Fig. 6K shows the semiconductor device 600 during the implantation of a dopant species 612 into the bottom of the contact trench 124. The dopant type (p-type or n-type) is the same as that of body region 114, but at a higher concentration to form an ohmic contact. The Si substrate 104 is annealed to activate the implanted dopant species 612, thereby forming highly doped body contact regions 128 at the bottom of the contact trenches 124. The oxygen-doped Si layer 136 of the diffusion barrier structure 132 limits at least lateral out-diffusion of the source/body contact doping in a direction toward the vertical channel region 116. The oxygen-doped Si layer 136 of the diffusion barrier structure 132 also limits the vertical out-diffusion of the source/body contact doping in a direction towards the drift region 122 if the diffusion barrier structure 132 is present at the bottom of the contact trench 124.

Fig. 6L shows the semiconductor device 600 after filling the contact trenches 124 with the conductive material 126. The conductive material 126 contacts the source regions 120 at the sidewalls of the contact trenches 124 and the highly doped body contact regions 128 at the bottom of the contact trenches 124. The conductive material 126 may extend onto the front major surface 130 of the Si substrate 104 beyond the diffusion barrier structure 132 and in a direction towards the gate trench 102, if the opening in the mesa protection oxide 608 is widened prior to depositing the conductive material 126, e.g., as shown in fig. 2E.

Spatially relative terms, such as "below," "lower," "over," "upper," and the like, are used for ease of description to explain the positioning of one element relative to a second element. These terms are intended to encompass different orientations of the device in addition to different orientations than those depicted in the figures. Furthermore, terms such as "first," "second," and the like, are also used to describe various elements, regions, sections, etc., and are also not intended to be limiting. Like terms refer to like elements throughout the specification.

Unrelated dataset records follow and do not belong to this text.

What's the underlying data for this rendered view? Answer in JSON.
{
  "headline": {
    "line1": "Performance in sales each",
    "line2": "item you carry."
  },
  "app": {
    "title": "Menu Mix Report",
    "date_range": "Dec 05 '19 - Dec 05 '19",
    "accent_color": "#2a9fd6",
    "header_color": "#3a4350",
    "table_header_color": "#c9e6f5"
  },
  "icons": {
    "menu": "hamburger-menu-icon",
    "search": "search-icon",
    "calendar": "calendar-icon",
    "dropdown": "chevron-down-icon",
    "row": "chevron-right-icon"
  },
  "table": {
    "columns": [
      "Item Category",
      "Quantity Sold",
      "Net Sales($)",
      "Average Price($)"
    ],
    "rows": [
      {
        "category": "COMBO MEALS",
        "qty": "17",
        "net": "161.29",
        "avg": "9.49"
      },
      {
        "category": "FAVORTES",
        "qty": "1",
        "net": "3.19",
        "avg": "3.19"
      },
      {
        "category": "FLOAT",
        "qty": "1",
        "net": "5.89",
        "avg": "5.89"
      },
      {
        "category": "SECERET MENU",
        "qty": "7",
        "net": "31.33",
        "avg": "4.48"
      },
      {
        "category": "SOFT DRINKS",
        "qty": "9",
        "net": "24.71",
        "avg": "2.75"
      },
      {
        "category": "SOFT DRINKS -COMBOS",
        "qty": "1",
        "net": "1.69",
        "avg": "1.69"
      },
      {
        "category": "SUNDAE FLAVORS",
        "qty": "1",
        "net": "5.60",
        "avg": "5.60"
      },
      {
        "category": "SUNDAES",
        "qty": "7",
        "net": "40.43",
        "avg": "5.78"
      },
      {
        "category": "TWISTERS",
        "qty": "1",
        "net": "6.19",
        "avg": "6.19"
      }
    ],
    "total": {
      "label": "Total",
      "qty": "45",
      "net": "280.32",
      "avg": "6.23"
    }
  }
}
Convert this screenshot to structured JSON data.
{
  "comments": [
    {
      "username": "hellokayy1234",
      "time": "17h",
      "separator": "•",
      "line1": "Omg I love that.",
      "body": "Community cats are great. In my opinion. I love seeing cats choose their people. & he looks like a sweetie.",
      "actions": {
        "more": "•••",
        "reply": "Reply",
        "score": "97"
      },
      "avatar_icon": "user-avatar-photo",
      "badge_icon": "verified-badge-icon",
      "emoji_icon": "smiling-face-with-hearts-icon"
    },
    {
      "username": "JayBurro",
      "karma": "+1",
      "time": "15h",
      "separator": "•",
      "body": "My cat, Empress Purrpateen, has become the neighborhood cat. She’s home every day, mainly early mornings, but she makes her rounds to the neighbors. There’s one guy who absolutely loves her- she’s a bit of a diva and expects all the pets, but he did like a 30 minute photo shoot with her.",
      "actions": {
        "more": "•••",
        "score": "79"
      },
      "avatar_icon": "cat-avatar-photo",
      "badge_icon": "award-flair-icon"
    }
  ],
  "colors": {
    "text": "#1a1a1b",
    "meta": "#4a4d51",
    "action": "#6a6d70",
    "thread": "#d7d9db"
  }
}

As used herein, the terms "having," "containing," "including," "comprising," and the like are open-ended terms that indicate the presence of stated elements or features, but do not preclude additional elements or features. The articles "a," "an," and "the" are intended to include the plural as well as the singular, unless the context clearly indicates otherwise.

With the above range of variations and applications in mind, it should be understood that the present invention is not limited by the foregoing description, nor is it limited by the accompanying drawings. Instead, the present invention is limited only by the following claims and their legal equivalents.